Der bekannteste Protagonist unserer Auswahl ist wohl Karl May (1842-1912), Autor der berühmten Winnetou- und Kara Ben Nemsi-Abenteuerromane. Oft wurde kolportiert, May habe die Landschaften, die seinen Romanen als Kulisse dienten, nie gesehen und stattdessen wissenschaftliche Reisebeschreibungen und andere Reiseliteratur „kopiert“. Dieser Vorwurf stimmt nur zum Teil.

Zwar begab sich May nach Heike Hartmann „ohne den Schreibtisch zu verlassen […] mit dem Finger auf der Landkarte auf Abenteuerreise“, immerhin aber bereiste er manche Schauplätze seiner Romanhandlungen in fortgeschrittenem Alter.  Allerdings hatte er die meisten seiner Werke bereits vor seinen Reisen verfasst.

Zweimal machte May auf seiner ausgedehnten, fast anderthalb Jahre dauernden Orientreise im Libanon Station. Der erste Eindruck von Beirut war freilich kein guter: Nach der Anlandung des Schiffes Ende Juni 1899 wurde May, aus Port Said kommend, wegen einer Pestepidemie knapp zwei Wochen lang am Beiruter Hafen in Quarantäne gesetzt - die ehemalige Quarantäne-Station war übrigens Namensgeberin für das bis heute bestehende Beiruter Stadtviertel „Qarantina“. Mays Reisepläne im Land waren damit erst einmal „auf Eis“ gelegt. 

Aus der Quarantäne entlassen, bezog May im örtlichen Hotel Allemand,  dem Deutschen Hof,  Quartier und unternahm in den verbleibenden Tagen einige kurze Ausflüge in und um Beirut. Noch von den Strapazen der Quarantäne gezeichnet, schrieb er zwei Tage vor seiner Abreise nach Haifa:

„Der Libanon ist grad in der Gegend von Beyrut von wunderbarer Schönheit, ja Großartigkeit. Ich habe ihn eine ganze Woche lang studirt. So lange hat es gedauert, mich von den Entbehrungen der 12-tägigen Quarantaine zu erholen. Ich war ganz mager und kraftlos geworden.“  

(Aus einem Brief Mays an Wilhelmine Beibler, 15.07.1899, in: Hans Wollschläger / Ekkehard Bartsch: Karl Mays Orientreise 1899/1900: Dokumentation, in: Claus Roxin (Hrsg.): Jahrbuch der Karl May Gesellschaft (1971))

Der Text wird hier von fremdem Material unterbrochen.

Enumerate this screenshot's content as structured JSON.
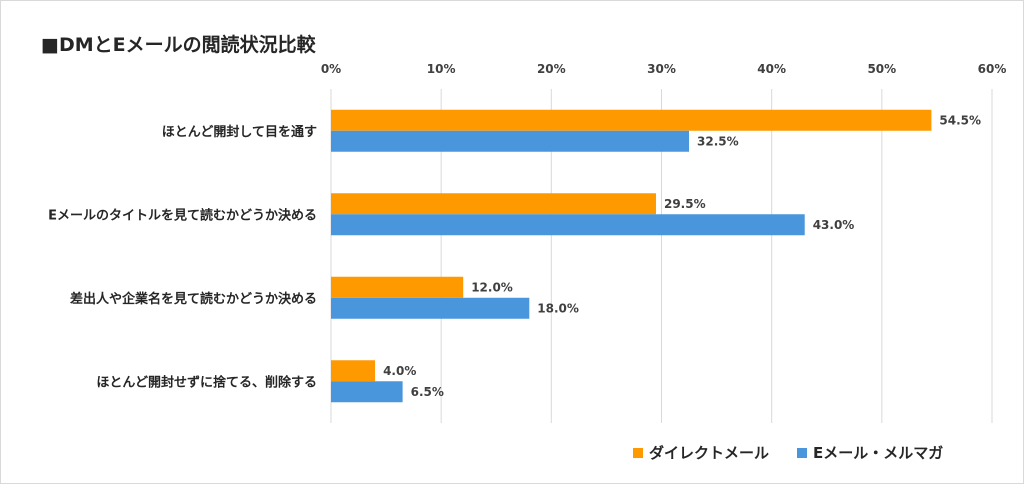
{
  "title": "■DMとEメールの閲読状況比較",
  "chart_data": {
    "type": "bar",
    "orientation": "horizontal",
    "categories": [
      "ほとんど開封して目を通す",
      "Eメールのタイトルを見て読むかどうか決める",
      "差出人や企業名を見て読むかどうか決める",
      "ほとんど開封せずに捨てる、削除する"
    ],
    "series": [
      {
        "name": "ダイレクトメール",
        "values": [
          54.5,
          29.5,
          12.0,
          4.0
        ],
        "color": "#ff9900"
      },
      {
        "name": "Eメール・メルマガ",
        "values": [
          32.5,
          43.0,
          18.0,
          6.5
        ],
        "color": "#4a96dd"
      }
    ],
    "xlim": [
      0,
      60
    ],
    "xticks": [
      "0%",
      "10%",
      "20%",
      "30%",
      "40%",
      "50%",
      "60%"
    ],
    "tick_values": [
      0,
      10,
      20,
      30,
      40,
      50,
      60
    ],
    "axis_position": "top",
    "grid": true,
    "legend_position": "bottom-right"
  }
}
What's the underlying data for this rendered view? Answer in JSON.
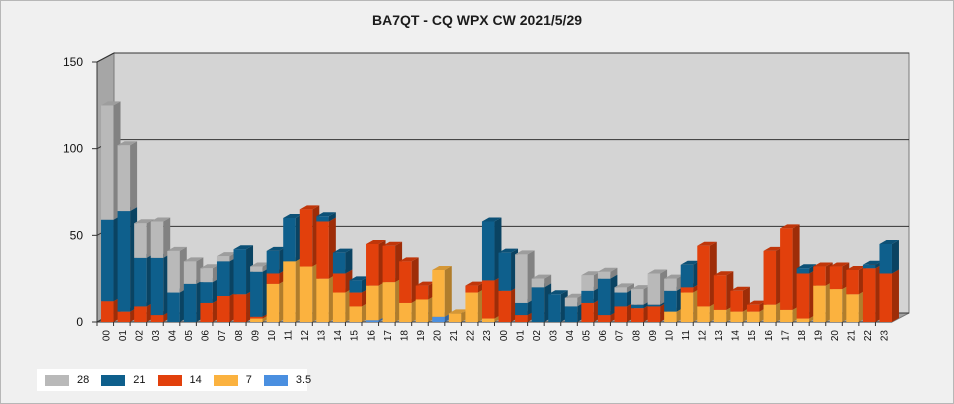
{
  "chart_data": {
    "type": "bar",
    "stacked": true,
    "title": "BA7QT - CQ WPX  CW 2021/5/29",
    "xlabel": "",
    "ylabel": "",
    "ylim": [
      0,
      150
    ],
    "yticks": [
      0,
      50,
      100,
      150
    ],
    "grid": true,
    "legend_position": "bottom-left",
    "categories": [
      "00",
      "01",
      "02",
      "03",
      "04",
      "05",
      "06",
      "07",
      "08",
      "09",
      "10",
      "11",
      "12",
      "13",
      "14",
      "15",
      "16",
      "17",
      "18",
      "19",
      "20",
      "21",
      "22",
      "23",
      "00",
      "01",
      "02",
      "03",
      "04",
      "05",
      "06",
      "07",
      "08",
      "09",
      "10",
      "11",
      "12",
      "13",
      "14",
      "15",
      "16",
      "17",
      "18",
      "19",
      "20",
      "21",
      "22",
      "23"
    ],
    "series": [
      {
        "name": "3.5",
        "color": "#4a8fe0",
        "values": [
          0,
          0,
          0,
          0,
          0,
          0,
          0,
          0,
          0,
          0,
          0,
          0,
          0,
          0,
          0,
          0,
          1,
          0,
          0,
          0,
          3,
          0,
          0,
          0,
          0,
          0,
          0,
          0,
          0,
          0,
          0,
          0,
          0,
          0,
          0,
          0,
          0,
          0,
          0,
          0,
          0,
          0,
          0,
          0,
          0,
          0,
          0,
          0
        ]
      },
      {
        "name": "7",
        "color": "#fbb23f",
        "values": [
          0,
          0,
          0,
          0,
          0,
          0,
          0,
          0,
          0,
          2,
          22,
          35,
          32,
          25,
          17,
          9,
          20,
          23,
          11,
          13,
          27,
          5,
          17,
          2,
          0,
          0,
          0,
          0,
          0,
          0,
          0,
          0,
          0,
          0,
          6,
          17,
          9,
          7,
          6,
          6,
          10,
          7,
          2,
          21,
          19,
          16,
          0,
          0
        ]
      },
      {
        "name": "14",
        "color": "#e2400c",
        "values": [
          12,
          6,
          9,
          4,
          0,
          0,
          11,
          15,
          16,
          1,
          6,
          0,
          33,
          33,
          11,
          8,
          24,
          21,
          24,
          8,
          0,
          0,
          4,
          22,
          18,
          4,
          0,
          0,
          0,
          11,
          4,
          9,
          8,
          9,
          0,
          3,
          35,
          20,
          12,
          4,
          31,
          47,
          26,
          11,
          13,
          14,
          31,
          28
        ]
      },
      {
        "name": "21",
        "color": "#0e5f8c",
        "values": [
          47,
          58,
          28,
          33,
          17,
          22,
          12,
          20,
          26,
          26,
          13,
          25,
          0,
          3,
          12,
          7,
          0,
          0,
          0,
          0,
          0,
          0,
          0,
          34,
          22,
          7,
          20,
          16,
          9,
          7,
          21,
          8,
          2,
          1,
          12,
          13,
          0,
          0,
          0,
          0,
          0,
          0,
          3,
          0,
          0,
          0,
          2,
          17
        ]
      },
      {
        "name": "28",
        "color": "#b9b9b9",
        "values": [
          66,
          38,
          20,
          21,
          24,
          13,
          8,
          3,
          0,
          3,
          0,
          0,
          0,
          0,
          0,
          0,
          0,
          0,
          0,
          0,
          0,
          0,
          0,
          0,
          0,
          28,
          5,
          0,
          5,
          9,
          4,
          3,
          9,
          18,
          7,
          0,
          0,
          0,
          0,
          0,
          0,
          0,
          0,
          0,
          0,
          0,
          0,
          0
        ]
      }
    ]
  }
}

Ein knappes Jahr und zahlreiche Reisehöhepunkte später - zwischenzeitlich hatte May u.a. Jerusalem, Colombo und Sumatra bereist - besuchte der Schriftsteller abermals libanesisches Gebiet. Unterbrochen von einem einwöchigen Besuch von Damaskus verbrachte May die Tage zwischen dem 29. Mai und 18. Juni 1900 zwischen Beirut und Baalbek. 

Tatsächlich war die Ruinenstadt, deren Ausmaße May sehr beeindruckten, bereits Schauplatz einer Abenteuerschichte um Kara Ben Nemsi, Hadschi Halef Omar und Lord Lindsay gewesen, die der Autor in seine 1892 erschienenen Reiseerzählung „Von Bagdad nach Stambul“ eingeflochten hatte: Nach einem Juwelenraub in Damaskus entkommt der Bösewicht Abrahim Mamur auf dem Rücken eines Pferdes und als Begleiter des ahnungslosen englischen Lord Lindsay gen Küste. Die Straße nach Beirut vermeidet der Dieb sorgsam und weicht stattdessen lieber auf die Passstraße am Barrada-Fluß bei Zabadani aus. In der Ruinenstadt Baalbek kommt es zum „Showdown“. In einem unterirdischen Tunnellabyrinth können die um einen örtlichen Würdenträger verstärkten Verfolger den Dieb kurzzeitig stellen und ihm die Beute sogar abnehmen. Doch der Dieb entkommt mit einer List, nimmt die Beute ein weiteres Mal an sich und entwischt nach Tripoli, wo er sich, wenige Minuten vor dem Eintreffen seiner Verfolger, auf ein gerade in Richtung Norden ablegendes Schiff flüchtet. So muss der Fall später in der Türkei gelöst werden. 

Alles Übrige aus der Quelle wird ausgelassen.